Sara Zewde (MLA ’15) is founding principal of Studio Zewde, a design firm practicing landscape architecture, urbanism, and public art. Recent and ongoing projects of the firm include the Dia Beacon Art Museum landscape in Beacon, New York; the Watts Towers Arts Center landscape in Watts, Los Angeles; Cuyahoga Valley National Park in Ohio; and the Studio Museum in Harlem. Zewde’s practice and research start from her contention that the discipline of landscape architecture is tightly bound by precedents and typologies rooted in specific traditions that must be challenged. Without rigorous investigation, Zewde contends that these cultural assumptions will silently continue to constrict the practice of design and reinforce a quiet, cultural hegemony in the built form of cities and landscapes. Her projects exemplify how sensitivities to culture, ecology, and craft can serve as creative departures for expanding design traditions.
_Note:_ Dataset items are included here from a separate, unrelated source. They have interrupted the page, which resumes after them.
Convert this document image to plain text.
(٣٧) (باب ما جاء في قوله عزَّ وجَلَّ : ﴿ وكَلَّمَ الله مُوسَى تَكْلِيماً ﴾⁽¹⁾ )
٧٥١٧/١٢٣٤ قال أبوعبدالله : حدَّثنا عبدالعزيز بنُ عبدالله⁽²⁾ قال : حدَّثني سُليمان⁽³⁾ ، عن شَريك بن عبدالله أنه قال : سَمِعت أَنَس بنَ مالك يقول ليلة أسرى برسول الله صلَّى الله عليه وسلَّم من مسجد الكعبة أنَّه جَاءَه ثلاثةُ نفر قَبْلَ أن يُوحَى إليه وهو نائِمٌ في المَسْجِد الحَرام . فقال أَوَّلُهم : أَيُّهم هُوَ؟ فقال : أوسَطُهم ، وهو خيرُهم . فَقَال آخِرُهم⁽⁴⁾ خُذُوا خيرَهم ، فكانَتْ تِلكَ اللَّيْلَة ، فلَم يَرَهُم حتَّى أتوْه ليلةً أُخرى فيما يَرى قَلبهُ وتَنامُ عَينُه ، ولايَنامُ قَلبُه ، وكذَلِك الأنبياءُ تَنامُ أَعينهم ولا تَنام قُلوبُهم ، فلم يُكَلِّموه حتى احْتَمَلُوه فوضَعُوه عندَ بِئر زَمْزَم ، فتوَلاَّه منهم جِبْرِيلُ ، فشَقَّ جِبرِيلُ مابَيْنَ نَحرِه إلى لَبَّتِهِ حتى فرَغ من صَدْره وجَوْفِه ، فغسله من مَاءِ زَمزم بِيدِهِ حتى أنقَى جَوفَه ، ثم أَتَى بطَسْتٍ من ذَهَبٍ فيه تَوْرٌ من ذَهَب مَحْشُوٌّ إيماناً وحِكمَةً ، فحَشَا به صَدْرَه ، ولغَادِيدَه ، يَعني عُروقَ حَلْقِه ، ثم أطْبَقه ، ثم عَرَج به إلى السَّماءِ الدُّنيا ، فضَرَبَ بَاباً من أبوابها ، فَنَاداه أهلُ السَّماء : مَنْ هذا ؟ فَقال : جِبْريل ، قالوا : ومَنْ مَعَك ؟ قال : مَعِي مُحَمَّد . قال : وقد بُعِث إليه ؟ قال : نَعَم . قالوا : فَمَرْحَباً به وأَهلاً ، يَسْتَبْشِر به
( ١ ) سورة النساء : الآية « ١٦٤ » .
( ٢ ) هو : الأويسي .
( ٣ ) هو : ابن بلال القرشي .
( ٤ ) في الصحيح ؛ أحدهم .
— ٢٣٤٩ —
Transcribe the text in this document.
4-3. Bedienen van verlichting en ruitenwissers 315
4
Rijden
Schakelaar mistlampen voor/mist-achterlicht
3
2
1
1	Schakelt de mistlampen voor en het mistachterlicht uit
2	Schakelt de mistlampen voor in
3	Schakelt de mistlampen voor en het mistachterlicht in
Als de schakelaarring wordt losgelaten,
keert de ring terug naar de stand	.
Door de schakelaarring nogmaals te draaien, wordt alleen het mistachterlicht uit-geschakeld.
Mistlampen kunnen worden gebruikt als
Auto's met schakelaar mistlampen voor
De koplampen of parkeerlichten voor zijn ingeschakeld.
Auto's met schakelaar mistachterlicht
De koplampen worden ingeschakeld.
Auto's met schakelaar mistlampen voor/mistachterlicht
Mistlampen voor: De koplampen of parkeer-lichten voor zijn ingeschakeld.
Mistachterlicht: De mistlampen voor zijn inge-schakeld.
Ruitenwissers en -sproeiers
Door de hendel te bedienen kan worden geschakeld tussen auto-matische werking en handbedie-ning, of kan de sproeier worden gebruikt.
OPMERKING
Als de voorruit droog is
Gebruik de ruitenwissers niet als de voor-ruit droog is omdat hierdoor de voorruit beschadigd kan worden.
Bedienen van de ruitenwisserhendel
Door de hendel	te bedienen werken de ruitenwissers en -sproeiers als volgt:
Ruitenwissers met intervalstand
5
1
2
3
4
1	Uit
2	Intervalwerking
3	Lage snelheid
Prior to joining the GSD in 2020, Zewde held faculty appointments at GSAPP, Columbia University, and the University of Texas School of Architecture. She holds an MLA from the GSD, an MCP from MIT, and a BA in sociology and statistics from Boston University. She regularly writes, lectures, and exhibits her work, and she is currently writing a manuscript based on her research of Frederick Law Olmsted’s travels through the Slave South and their impact on his practice. The book will be published in 2027 with Simon & Shuster. Zewde was named the 2014 National Olmsted Scholar by the Landscape Architecture Foundation, a 2016 Artist-in-Residence at the Robert Rauschenberg Foundation, and a United States Artists Fellow in 2020. More recently, she was named to the 2024 TIME 100 Next and *Wallpaper’s 300 People Shaping Creative America.